# Series 80 extractor for ParaOrdnance P12



## theophilus (Mar 26, 2017)

I recently purchased a used Para Ordnance P12 which has given me trouble.

First, it would not feed, Slide would not go into battery.
Second it would not extract, round pulls out 2-4mm and extractor slips off rim.

It threw brass everywhere, including straight into my face.

What I've done:
1. Replaced magazine springs with Wolfe +10% springs
2. Polished feed ramp.
3. Disassembled slide, cleaned and "adjusted" extractor by bending "in".

What Improved.
1. Feeding properly, goes into battery.
2. Rounds held firmly against breech

What still happens:
1. Still will not reliable extract. May extract 3 out of ten, or may extract all ten. Or not, never know till you fire.
2. still occasionally slings brass back into my face.

Question for forum. 

Should I replace the extractor? 
Will a standard series 80 extractor fit, can I use a Wilson extractor?
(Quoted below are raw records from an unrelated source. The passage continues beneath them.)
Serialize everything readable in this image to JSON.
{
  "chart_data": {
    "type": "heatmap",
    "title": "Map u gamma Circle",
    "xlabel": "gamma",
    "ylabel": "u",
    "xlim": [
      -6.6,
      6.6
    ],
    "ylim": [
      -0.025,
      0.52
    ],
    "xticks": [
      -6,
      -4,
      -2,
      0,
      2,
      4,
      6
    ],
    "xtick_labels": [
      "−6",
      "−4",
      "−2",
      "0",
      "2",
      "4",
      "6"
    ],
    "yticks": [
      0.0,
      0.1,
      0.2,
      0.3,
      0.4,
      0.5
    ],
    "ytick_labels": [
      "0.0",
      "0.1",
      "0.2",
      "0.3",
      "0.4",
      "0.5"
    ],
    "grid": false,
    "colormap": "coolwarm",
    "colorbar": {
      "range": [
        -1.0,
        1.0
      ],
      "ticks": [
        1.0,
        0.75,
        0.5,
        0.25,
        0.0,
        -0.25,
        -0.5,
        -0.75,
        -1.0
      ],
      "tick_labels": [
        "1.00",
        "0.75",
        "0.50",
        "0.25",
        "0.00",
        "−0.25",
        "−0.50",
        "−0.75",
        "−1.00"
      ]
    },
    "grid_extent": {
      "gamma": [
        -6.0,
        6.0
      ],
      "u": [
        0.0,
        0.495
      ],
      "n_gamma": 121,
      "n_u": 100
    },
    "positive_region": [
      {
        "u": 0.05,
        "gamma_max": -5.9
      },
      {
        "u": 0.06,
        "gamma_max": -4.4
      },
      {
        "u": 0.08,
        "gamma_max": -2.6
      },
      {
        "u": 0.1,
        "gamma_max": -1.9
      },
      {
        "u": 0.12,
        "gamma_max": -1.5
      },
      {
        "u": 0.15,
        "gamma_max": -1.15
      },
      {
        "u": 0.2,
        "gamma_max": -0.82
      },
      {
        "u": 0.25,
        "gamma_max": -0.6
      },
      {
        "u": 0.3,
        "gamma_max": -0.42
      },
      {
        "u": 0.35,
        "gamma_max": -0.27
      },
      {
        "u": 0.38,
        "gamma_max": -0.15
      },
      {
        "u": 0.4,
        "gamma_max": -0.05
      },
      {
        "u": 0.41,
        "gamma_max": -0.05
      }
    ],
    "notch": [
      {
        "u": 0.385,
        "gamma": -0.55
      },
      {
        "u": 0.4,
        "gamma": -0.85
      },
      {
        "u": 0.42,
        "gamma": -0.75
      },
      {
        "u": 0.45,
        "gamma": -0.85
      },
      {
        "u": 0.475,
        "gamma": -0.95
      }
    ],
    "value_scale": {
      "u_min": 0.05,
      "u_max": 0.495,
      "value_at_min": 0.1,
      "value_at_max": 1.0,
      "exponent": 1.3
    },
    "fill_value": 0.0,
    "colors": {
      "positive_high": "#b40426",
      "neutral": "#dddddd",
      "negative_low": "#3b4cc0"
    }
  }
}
I'd like to make this my carry gun, but lack of reliability prohibits that.
Any suggestions? We have a local gunsmith who specializes in 1911, former Wilson dealer, I may have to send it to him if I can't resolve the extraction issue.


----------



## desertman (Aug 29, 2013)

theophilus said:


> I recently purchased a used Para Ordnance P12 which has given me trouble.
> 
> Question for forum.
> 
> ...


I don't own a P12 or any of Para Ordnance 1911's but I believe that the series 80 and Wilson extractor should fit. Or just order a new one from Para Ordnance. At least to me it would be worth the gamble to buy one and try it before sending the pistol out. It sounds to me that the extractor is probably worn. If after replacing the extractor you still have the problem then it might be wise to have a qualified gunsmith check it out.


----------



## theophilus (Mar 26, 2017)

desertman said:


> I don't own a P12 or any of Para Ordnance 1911's but I believe that the series 80 and Wilson extractor should fit. Or just order a new one from Para Ordnance. At least to me it would be worth the gamble to buy one and try it before sending the pistol out. It sounds to me that the extractor is probably worn. If after replacing the extractor you still have the problem then it might be wise to have a qualified gunsmith check it out.


Unfortunately, the original Para Ordnance, out of canada went out of business, and the new Para O isn't the same, and uses a completely different extractor.


----------



## theophilus (Mar 26, 2017)

A Wilson extractor will work, with light gunsmithing. The plunger notch requires some fitting. Since this will be a carry gun I sent it to the smith for fitting (liability you know). He fit the extractor, tuned, polished feed ramp/throated, and adjusted ejector. $40 for all. so far 200 rnds without a single malfunction brass lands in small area, money well spent!


----------